Avantage en nature logement - Fiche Pratique de Clara n°7


Avantage en nature logement


L’avantage en nature logement est constitué dès lors que l’employeur fournit, gratuitement ou pour un prix modique, un logement au salarié.


La prise en charge par l’employeur du loyer dû par le salarié ne constitue pas un avantage en nature, mais un avantage en argent, pour lequel les règles afférentes à l’avantage en nature logement ne sont pas applicables (voir plus loin).


Évaluation pour l’assiette des cotisations : un choix à faire


Option - L’employeur a le choix entre (arrêté du 10 décembre 2002, art. 2, JO du 27) :


- L’évaluation forfaitaire en fonction d’un barème, sauf pour l’avantage en nature logement octroyé en contrepartie du mandat social à certains dirigeants ;


- L’évaluation sur la base de la valeur locative.


L’option vaut pour une année entière et peut être différente pour chaque salarié concerné. Elle est laissée à la seule diligence de l’employeur (circ.
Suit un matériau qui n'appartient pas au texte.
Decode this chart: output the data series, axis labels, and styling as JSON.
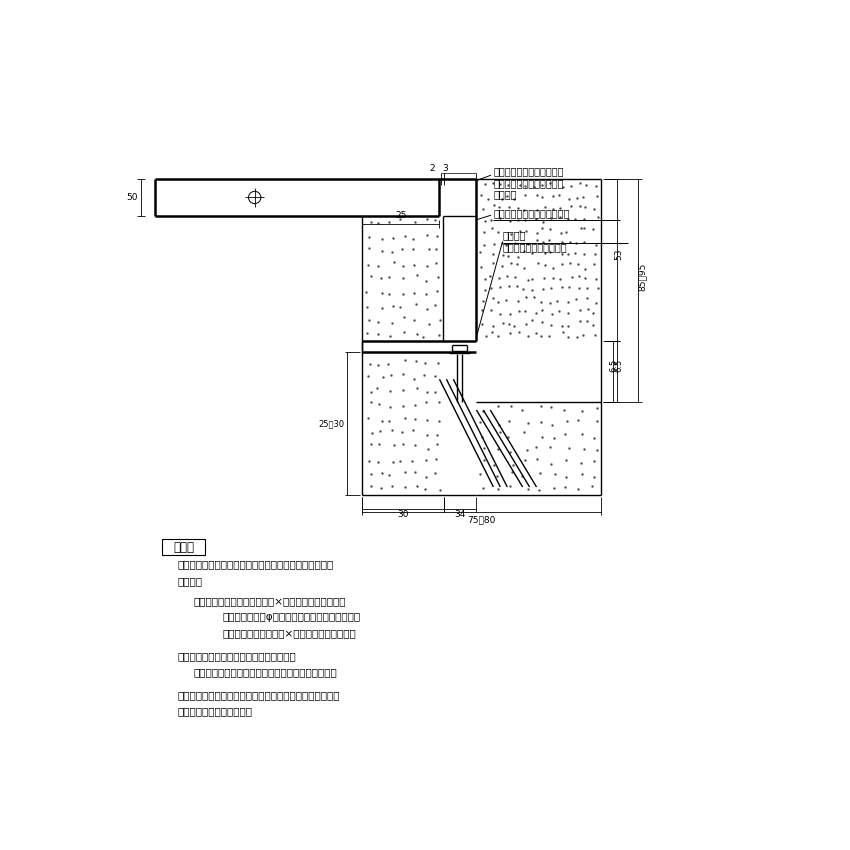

DSS/SDFSS/5B 2003-7 du 7 janvier 2003, § II, 2.2.2).


L’employeur peut revenir sur son choix entre l’évaluation forfaitaire et la valeur locative, en fin d’exercice pour l’année entière écoulée (la rétroactivité ne peut concerner les années antérieures).

Le choix est fait salarié par salarié et au plus tard lors de l’établissement de la DADS.


En cas de redressement URSSAF - L’employeur qui n’a pas cotisé sur l’avantage en nature logement subit un redressement effectué sur la base de l’évaluation forfaitaire ou, pour les personnes exclues de l’application du forfait, sur la base de la valeur réelle (circ. DSS/SDFSS/5B 2003-7 du 7 janvier 2003, § II, 2.2.2).


Évaluation forfaitaire pour l’assiette des cotisations


Barème réglementaire - L’évaluation forfaitaire intègre certains avantages accessoires (eau, gaz, électricité, garage). Elle repose sur la distinction suivante :


- Pour les logements ne comportant qu’une pièce principale, il suffit de se reporter au barème correspondant ;


- Pour ceux comportant plusieurs pièces principales, il convient de se reporter au barème des logements comportant plusieurs pièces principales et de multiplier la valeur fixée par le nombre de pièces principales.


Les forfaits en euros sont revalorisés au 1er janvier de chaque année (arrêté du 10 décembre 2002, art. 7, JO du 27) :


Par « pièces principales », il faut entendre celles qui sont destinées au séjour et au sommeil, éventuellement des chambres isolées. Il faut ignorer les pièces de service (cuisines, salle d’eau, etc.).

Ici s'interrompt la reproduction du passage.